LUXEMBOURG
ROMAIN POULLES

Romain Poulles est administrateur-délégué de PROGroup, président de l’Eco-Innovation Cluster et membre du Conseil supérieur pour un développement durable. Dans une prise de position, il partage ses réflexions sur la maison du futur.

«Si le Luxembourg a été le premier pays de l’UE à mettre en œuvre le standard “passif” obligatoire en matière de performance énergétique des bâtiments, le grand public reste souvent sceptique sur les bienfaits de ces maisons passives qui lui sont dorénavant imposées et ce souvent à juste titre. Car le standard passif est un standard mono-orienté, c’est-à-dire qu’il ne s’attaque qu’à une seule dimension de la construction durable, à savoir la réduction de la consommation de l’énergie, laissant de côté d’autres aspects comme la qualité de l’air par exemple ou encore le confort thermique et l’adaptation de l’éclairage au cycle de vie. Pour arriver à un autre degré d’acceptation de l’évolution vers la maison du futur et l’accélérer, je pense qu’il est temps de passer à la maison “active”

Certains pays commencent à définir un standard “actif” comme “Une maison active est une habitation qui produit plus d’énergie qu’elle n’en consomme grâce à ses principes de construction”. Ce standard devrait s’appeler “à énergie positif” ou “Plus Energie Haus”. Il reste néanmoins mono-orienté et ne répond pas aux besoins d’une approche systémique et holistique.

Une vraie maison “active” en serait une qui participe activement à créer des vies saines et confortables pour ses occupants sans avoir une incidence négative sur le climat et l’environnement, l’objectif étant de rechercher systématiquement à créer des effets positifs sur l’environnement et le climat.

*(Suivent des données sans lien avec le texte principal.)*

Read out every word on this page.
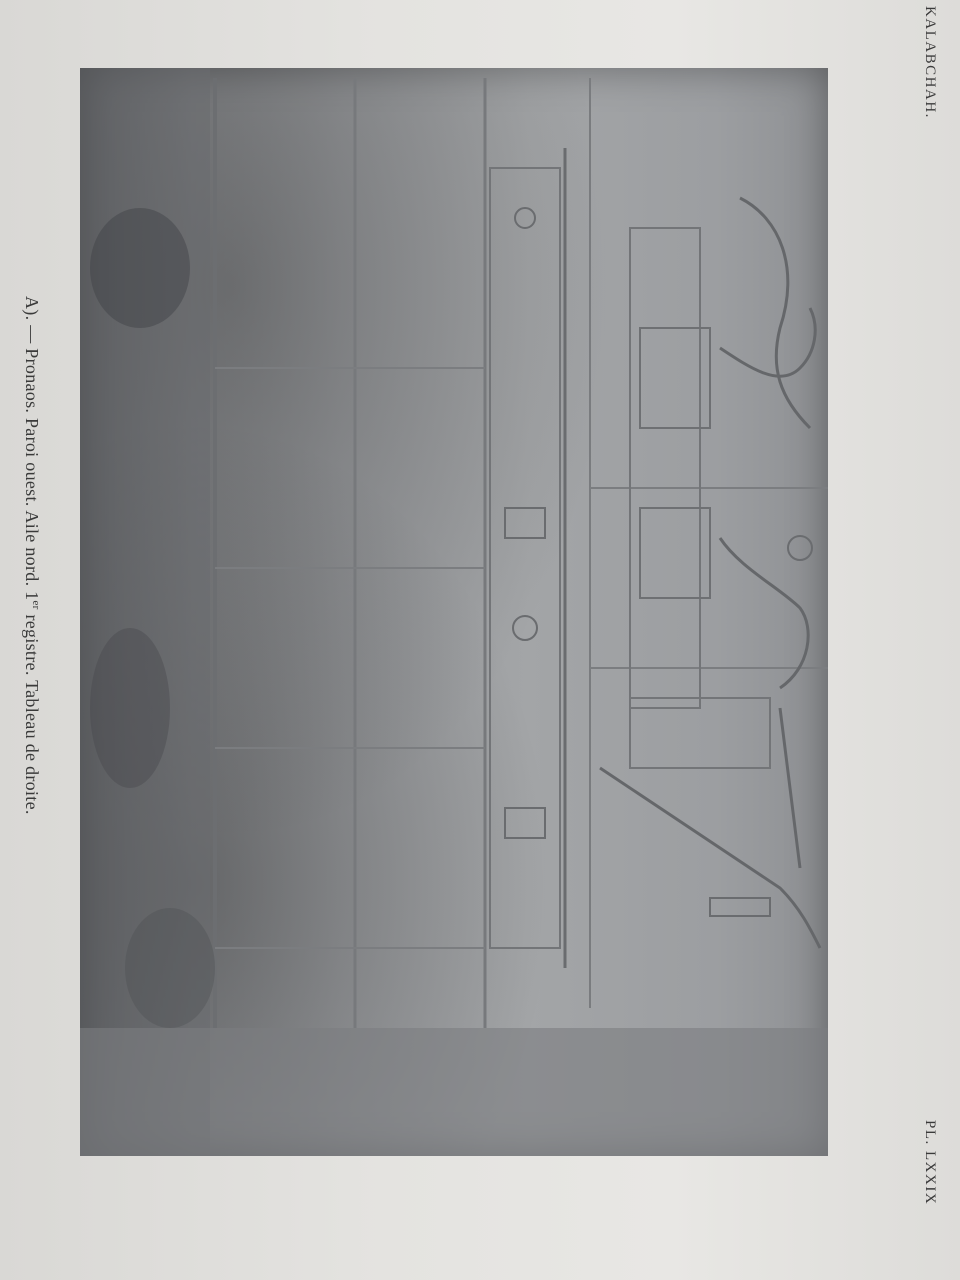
KALABCHAH.
A). — Pronaos. Paroi ouest. Aile nord. 1er registre. Tableau de droite.
PL. LXXIX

Il est donc urgent de donner un cadre à la conception et la rénovation de bâtiments contribuant positivement à la santé humaine, la sécurité et le bien-être en mettant l’accent sur l’environnement intérieur et extérieur et utilisation efficace de l’énergie. Une maison “active” obtient donc toute son énergie nécessaire par des sources d’énergie renouvelables intégrées dans le bâtiment ou à proximité comme un système énergétique collectif et réseau électrique. Cette maison crée des conditions intérieures plus saines et plus confortables pour les occupants, assure un apport généreux de lumière du jour et de fraîcheur et de qualité de l’air. Les matériaux utilisés ont par ailleurs un impact neutre sur le confort et le climat intérieur. En même temps, la maison “active” interagit positivement avec l’environnement à travers une relation optimisée avec le contexte local, l’utilisation ciblée des ressources, et son impact global sur l’environnement tout au long de son cycle de vie.

Qui plus est, les bâtiments durables devraient être conçus en mettant l’accent sur l’abordabilité financière tout en raisonnant sur les coûts totaux – donc frais, maintenance, adaptation durant leur vie, démontage en fin de vie. La maison active devra par la suite s’inspirer des thèmes restant liés à l’économie circulaire. La prochaine étape sera alors la maison inspirée par les principes de l’économie circulaire qui génère des impacts positifs sur l’homme, sur l’environnement et sur l’économie, la maison “positive”».